HACCP plans, CCPs with real grace period, corrective actions that create work orders and per-batch chain of custody. Certifiable under SQF / BRC / FSSC 22000.

HACCP — Verifiable Food-Safety Control

Rela AI's HACCP module is not a deviation log. It's an auditable implementation of the 7 HACCP principles integrated with the rest of the industrial pipeline: from the temperature sensor to the work order the operator closes with evidence.

What is it for?

Monitor each HACCP Critical Control Point (CCP) online with ranges, grace periods and dead-sensor suppression.
Fire a corrective action + assigned work order with deadline on every real deviation.
Generate auditable evidence (per-lot chain of custody, hashed audit trail) acceptable for SQF / BRC / FSSC 22000.

How it works

Each CCP defines an acceptable range + grace period + dead-sensor suppression rule. Readings arrive via POST /api/v1/haccp/readings (sensor push) or MQTT/OPC UA; the pipeline validates against the range, discards transients inside the grace period, suppresses the fake 0 from dead sensors, and on real deviation opens a corrective action + work order + entry in the lot chain of custody.

Executive summary

From reactive record to control system.

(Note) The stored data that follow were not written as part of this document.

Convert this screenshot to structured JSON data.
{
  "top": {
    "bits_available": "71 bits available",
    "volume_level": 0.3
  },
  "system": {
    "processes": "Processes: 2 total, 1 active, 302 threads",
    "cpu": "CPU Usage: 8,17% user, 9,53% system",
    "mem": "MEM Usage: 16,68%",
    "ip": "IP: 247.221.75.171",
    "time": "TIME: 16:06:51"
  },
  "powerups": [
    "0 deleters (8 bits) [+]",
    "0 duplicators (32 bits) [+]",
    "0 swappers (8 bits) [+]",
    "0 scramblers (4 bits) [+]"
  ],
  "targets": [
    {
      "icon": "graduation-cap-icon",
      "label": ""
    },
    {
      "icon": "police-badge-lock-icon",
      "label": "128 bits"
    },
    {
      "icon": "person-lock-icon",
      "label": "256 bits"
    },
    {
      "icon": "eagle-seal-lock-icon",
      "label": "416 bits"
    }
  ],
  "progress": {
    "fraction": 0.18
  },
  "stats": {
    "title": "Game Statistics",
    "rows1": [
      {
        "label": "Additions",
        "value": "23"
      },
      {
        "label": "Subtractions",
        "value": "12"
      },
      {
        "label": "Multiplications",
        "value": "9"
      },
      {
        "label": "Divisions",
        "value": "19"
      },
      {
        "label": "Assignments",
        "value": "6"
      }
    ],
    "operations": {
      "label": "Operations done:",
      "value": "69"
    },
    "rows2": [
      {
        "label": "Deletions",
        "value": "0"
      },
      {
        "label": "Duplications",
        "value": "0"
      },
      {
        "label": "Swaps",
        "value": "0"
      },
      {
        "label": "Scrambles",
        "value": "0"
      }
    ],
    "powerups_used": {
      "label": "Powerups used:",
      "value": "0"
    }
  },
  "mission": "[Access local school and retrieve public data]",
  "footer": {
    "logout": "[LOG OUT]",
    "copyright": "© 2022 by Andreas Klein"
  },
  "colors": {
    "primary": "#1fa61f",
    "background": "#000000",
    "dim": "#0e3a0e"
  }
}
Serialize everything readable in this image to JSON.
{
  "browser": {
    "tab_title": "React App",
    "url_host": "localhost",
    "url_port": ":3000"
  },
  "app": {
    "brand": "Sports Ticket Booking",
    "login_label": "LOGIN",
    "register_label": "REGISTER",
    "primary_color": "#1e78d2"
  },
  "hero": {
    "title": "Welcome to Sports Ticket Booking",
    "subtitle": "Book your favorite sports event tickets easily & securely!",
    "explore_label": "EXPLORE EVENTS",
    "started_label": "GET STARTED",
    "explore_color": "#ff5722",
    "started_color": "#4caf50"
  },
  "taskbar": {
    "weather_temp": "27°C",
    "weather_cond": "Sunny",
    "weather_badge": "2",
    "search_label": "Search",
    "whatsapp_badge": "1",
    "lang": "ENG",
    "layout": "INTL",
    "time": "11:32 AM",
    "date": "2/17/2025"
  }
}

Before, a temperature deviation produced a text-only record with no traceability. Today it produces: a consolidated alert in the unified inbox, an urgent work order assigned to the responsible operator, an auditable configuration entry, and — if the batch was held — an entry in the batch's chain of custody.

Before vs After

Dimension	Before	After
Transients (door-open, defrost)	9 false deviations per door opening	0 — `grace_period_seconds` respected
Dead sensor sending 0	Phantom "critical low"	Suppressed by sensor_watchdog + H2
Operator inbox	3 silos: anomaly, energy, HACCP	1 consolidated row, canonical severity
30-min sustained excursion	~180 persisted deviations	1 deviation with `sample_count=180` and `max_deviation`
Corrective action	Text record with no owner	Urgent `HAC-` prefixed work order, assigned, traceable
Critical limit change	No trail	`_audit_trail` with prev→new, actor, timestamp
HACCP plan past review	Nobody notices	`plan_review_overdue` alert via heartbeat
Batch held due to deviation	Free-text search over CAs	Direct query `GET /batches/{id}/history`

CCP? HACCP Plan?

HACCP Plan: the regulatory document. Groups hazard analysis, process flow, CCPs controlling the risks, and verification procedures. Each plan has review_frequency_days and next_review_at.
CCP (Critical Control Point): a specific step in the process where a hazard is controlled. Belongs to a plan (or is legacy unplanned), monitors a metric on an asset_id, has critical limits, grace period, corrective actions, and responsible.

flowchart LR
  A[Sensor/PLC/SCADA] --> B[Ingest via machine_events<br/>or POST /haccp/readings]
  B --> C{Sensor stale?}
  C -- Yes --> SKIP[Skip: sensor_watchdog]
  C -- No --> D[evaluate_limits<br/>high/low band]
  D -->|Inside| BUF[Clear buffer]
  D -->|Outside| E{grace_period<br/>elapsed?}
  E -- No --> BUF2[Open/extend buffer]
  E -- Yes --> F[record_deviation<br/>with M3 dedup]
  F -->|is_new=true| G[alert_aggregator<br/>source_system=haccp]
  F -->|is_new=false| H[merge into existing]
  G --> I[Unified inbox]
  F --> J[Corrective Action]
  J --> K[Work Order HAC-xxx]
  J --> L[Batch disposition<br/>if hold/rework/destroy]

Create a CCP

Dashboard

Food Safety → HACCP → Plans.
Create a plan with hazard analysis, process flow, and review cadence.
New CCP inside the plan:
- Name, asset (validated against _assets), data source, metric.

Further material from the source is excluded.